Recent works in machine translation and conditional image generation with convolutional networks have shown benefits in overcoming the above-mentioned issues. Inspired by their success, the authors use convolutional networks for image captioning.

Convolutional Approach

Convolutional Model for Image Captioning.

The above image shows the architecture for the convolutional approach. The token “<S>” is added to mark the beginning of the sentence, and the token “<E>” to signal the end of the sentence. The words from ground truth go through four steps:

(1) They’re transformed into vectors through an embedding layer,
(2) combined with image features,
(3) processed by a CNN, and
(4) output probabilities for each word.

Here’s a breakdown of each step:

  1. Input Embedding: An embedding layer is trained from scratch over one-hot encoded input words. The words are embedded in 512-dimensional vectors.
  2. Image Embedding: Image features come from the VGG16 network, which is trained on ImageNet. Then, these features are adjusted to be 512-dimensional for consistency.
  3. CNN Module: The combined input and image vectors undergo three layers of convolutions. For better performance, they use gated linear unit (GLU) activations, including weight normalization, residual connections, and dropout.
  4. Output Embedding: After processing by the CNN module, the output embedding layer produces output probability distributions for each word in the caption.
  5. Classification Layer: After convolution, they use a linear layer further to encode the vectors into a 256-dimensional representation per word.

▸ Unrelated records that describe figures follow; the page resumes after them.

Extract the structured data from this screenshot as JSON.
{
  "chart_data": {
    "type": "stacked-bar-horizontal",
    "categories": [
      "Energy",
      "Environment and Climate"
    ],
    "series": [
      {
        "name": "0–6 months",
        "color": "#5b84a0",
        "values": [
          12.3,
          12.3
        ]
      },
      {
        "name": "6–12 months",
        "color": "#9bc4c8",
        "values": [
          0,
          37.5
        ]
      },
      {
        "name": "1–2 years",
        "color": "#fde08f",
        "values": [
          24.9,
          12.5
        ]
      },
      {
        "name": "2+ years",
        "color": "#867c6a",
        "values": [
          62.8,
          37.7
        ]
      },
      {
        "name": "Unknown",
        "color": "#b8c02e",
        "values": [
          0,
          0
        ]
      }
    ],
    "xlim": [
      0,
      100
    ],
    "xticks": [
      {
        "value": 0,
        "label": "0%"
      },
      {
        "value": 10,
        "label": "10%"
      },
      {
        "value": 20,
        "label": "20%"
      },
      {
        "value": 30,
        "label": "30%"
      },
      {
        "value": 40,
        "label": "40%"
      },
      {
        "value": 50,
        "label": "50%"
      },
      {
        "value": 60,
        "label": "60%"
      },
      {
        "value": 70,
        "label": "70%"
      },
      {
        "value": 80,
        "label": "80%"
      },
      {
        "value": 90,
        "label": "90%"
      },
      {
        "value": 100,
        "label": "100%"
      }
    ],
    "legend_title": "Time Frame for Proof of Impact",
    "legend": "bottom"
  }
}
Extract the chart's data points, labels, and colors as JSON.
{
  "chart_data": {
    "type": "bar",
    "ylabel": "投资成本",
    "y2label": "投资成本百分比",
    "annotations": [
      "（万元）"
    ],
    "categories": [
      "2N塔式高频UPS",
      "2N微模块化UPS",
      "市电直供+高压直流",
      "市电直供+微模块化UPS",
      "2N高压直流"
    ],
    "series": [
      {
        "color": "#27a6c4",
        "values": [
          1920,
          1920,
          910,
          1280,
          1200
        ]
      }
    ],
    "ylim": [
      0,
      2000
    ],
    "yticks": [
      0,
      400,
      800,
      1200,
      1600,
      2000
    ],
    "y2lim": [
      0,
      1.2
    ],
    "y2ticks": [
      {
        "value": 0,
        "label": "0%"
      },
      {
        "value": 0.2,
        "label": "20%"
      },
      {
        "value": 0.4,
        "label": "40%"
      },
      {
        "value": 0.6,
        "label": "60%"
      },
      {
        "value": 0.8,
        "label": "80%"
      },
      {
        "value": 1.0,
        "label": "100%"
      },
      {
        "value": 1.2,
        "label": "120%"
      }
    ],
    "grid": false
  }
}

This is then expanded to a |Y|-dimensional (|Y|=9221) activation through a fully connected layer and passed through a softmax to determine the output word probabilities.

The cross-entropy loss is used during training to adjust the network’s parameters, fine-tune the VGG16 network after 8 epochs, and optimize the model using RMSProp with a learning rate of 5e−5, decreasing it by a factor of .1 every 15 epochs.

Dataset.

MS COCO dataset is used in this paper to train the model.

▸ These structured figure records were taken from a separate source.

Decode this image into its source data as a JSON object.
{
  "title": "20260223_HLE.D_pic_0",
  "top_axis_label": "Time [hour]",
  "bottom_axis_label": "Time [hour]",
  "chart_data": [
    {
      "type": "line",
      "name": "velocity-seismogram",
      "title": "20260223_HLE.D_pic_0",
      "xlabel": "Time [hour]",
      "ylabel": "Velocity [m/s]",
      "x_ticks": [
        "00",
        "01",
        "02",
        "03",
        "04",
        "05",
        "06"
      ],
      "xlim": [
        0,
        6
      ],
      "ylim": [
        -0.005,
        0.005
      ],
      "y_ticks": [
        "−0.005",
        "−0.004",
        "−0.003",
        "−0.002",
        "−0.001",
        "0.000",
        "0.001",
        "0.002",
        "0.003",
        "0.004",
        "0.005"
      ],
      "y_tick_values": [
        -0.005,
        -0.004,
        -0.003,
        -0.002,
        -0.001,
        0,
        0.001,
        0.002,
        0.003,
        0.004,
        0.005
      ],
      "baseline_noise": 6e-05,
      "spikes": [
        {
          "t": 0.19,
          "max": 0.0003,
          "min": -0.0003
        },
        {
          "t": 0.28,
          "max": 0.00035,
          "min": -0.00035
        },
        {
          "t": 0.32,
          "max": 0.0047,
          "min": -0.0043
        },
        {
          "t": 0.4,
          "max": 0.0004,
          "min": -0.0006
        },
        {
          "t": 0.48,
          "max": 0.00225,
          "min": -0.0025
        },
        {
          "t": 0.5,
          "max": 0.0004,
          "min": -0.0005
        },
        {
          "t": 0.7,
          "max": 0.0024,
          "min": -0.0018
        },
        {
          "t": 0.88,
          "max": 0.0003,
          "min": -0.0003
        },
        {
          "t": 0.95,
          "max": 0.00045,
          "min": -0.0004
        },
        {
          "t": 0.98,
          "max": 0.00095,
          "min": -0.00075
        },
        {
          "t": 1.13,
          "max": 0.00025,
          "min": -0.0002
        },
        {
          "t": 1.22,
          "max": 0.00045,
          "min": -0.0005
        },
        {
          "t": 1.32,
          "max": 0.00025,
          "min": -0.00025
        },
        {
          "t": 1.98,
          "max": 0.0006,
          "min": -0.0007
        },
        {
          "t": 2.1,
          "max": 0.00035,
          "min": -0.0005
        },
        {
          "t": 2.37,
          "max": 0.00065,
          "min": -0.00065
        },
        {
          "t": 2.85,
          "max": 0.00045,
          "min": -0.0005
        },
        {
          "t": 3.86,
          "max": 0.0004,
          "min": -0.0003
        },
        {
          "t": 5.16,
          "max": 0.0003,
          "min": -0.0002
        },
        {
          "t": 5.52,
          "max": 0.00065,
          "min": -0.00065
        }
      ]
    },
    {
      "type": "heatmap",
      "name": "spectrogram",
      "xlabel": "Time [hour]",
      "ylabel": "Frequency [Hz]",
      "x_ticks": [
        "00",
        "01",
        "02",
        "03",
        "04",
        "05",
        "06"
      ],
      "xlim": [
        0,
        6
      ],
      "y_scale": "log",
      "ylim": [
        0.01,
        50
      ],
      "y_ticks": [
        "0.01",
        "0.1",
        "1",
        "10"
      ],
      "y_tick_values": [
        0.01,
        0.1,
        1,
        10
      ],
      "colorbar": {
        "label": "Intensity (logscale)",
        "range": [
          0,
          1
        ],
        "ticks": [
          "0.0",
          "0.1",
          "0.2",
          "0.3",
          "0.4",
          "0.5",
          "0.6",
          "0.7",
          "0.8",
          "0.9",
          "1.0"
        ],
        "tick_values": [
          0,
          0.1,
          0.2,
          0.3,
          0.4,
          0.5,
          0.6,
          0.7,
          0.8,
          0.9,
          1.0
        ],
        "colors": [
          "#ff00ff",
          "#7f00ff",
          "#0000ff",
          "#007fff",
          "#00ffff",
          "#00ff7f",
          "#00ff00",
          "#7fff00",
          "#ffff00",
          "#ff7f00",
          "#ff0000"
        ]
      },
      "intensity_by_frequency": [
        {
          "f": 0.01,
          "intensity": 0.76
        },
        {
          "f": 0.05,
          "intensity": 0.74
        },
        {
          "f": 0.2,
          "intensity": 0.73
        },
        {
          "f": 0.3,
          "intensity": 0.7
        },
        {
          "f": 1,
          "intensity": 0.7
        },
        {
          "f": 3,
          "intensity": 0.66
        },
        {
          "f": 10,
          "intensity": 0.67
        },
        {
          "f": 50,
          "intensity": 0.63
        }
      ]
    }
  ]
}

  • 113287 training images
  • 5000 validation images
  • 5000 testing images

Results

CNN achieves comparable performance to the LSTM baseline.

Comparison of different methods on standard evaluation metrics

Captions generated by CNN are comparable to the LSTM and ground-truth caption. In the examples below, CNN can describe things like black and white photos, polar bear/white bowl, number of bears, signs in the donut image, which LSTM fails to do. CNN and LSTM captions are of similar quality.

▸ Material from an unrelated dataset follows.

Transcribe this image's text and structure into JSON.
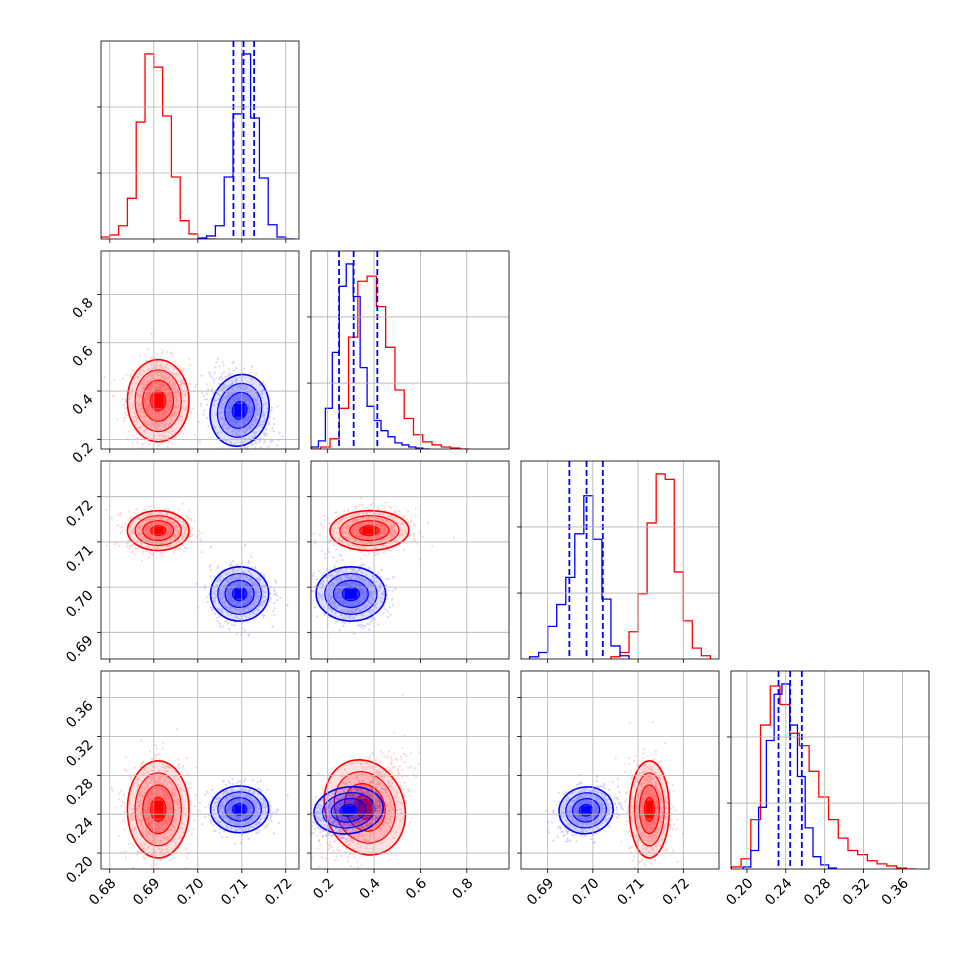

Captions generated by our CNN are compared to the LSTM and ground-truth caption.

Because CNN is not sequential like LSTM, we can see a faster per-parameter rate for training per epoch.

CNN training loss is higher than LSTM, but its word accuracy is better on training data; on validation data, the difference between accuracies is very small (~1%)

Conclusion

  • Performance: The convolutional image captioning approach performs comparably to LSTM-based methods on the MSCOCO dataset.
  • Analysis: Convolutional networks produce more diverse predictions and have better classification accuracy without suffering from vanishing gradients.
  • Training Efficiency: Convolutional models can be trained faster per parameter than LSTMs due to their non-sequential nature.

The study concludes that convolutional approaches are a viable alternative to LSTM for image captioning tasks, offering comparable performance and certain advantages in training and diversity of predictions.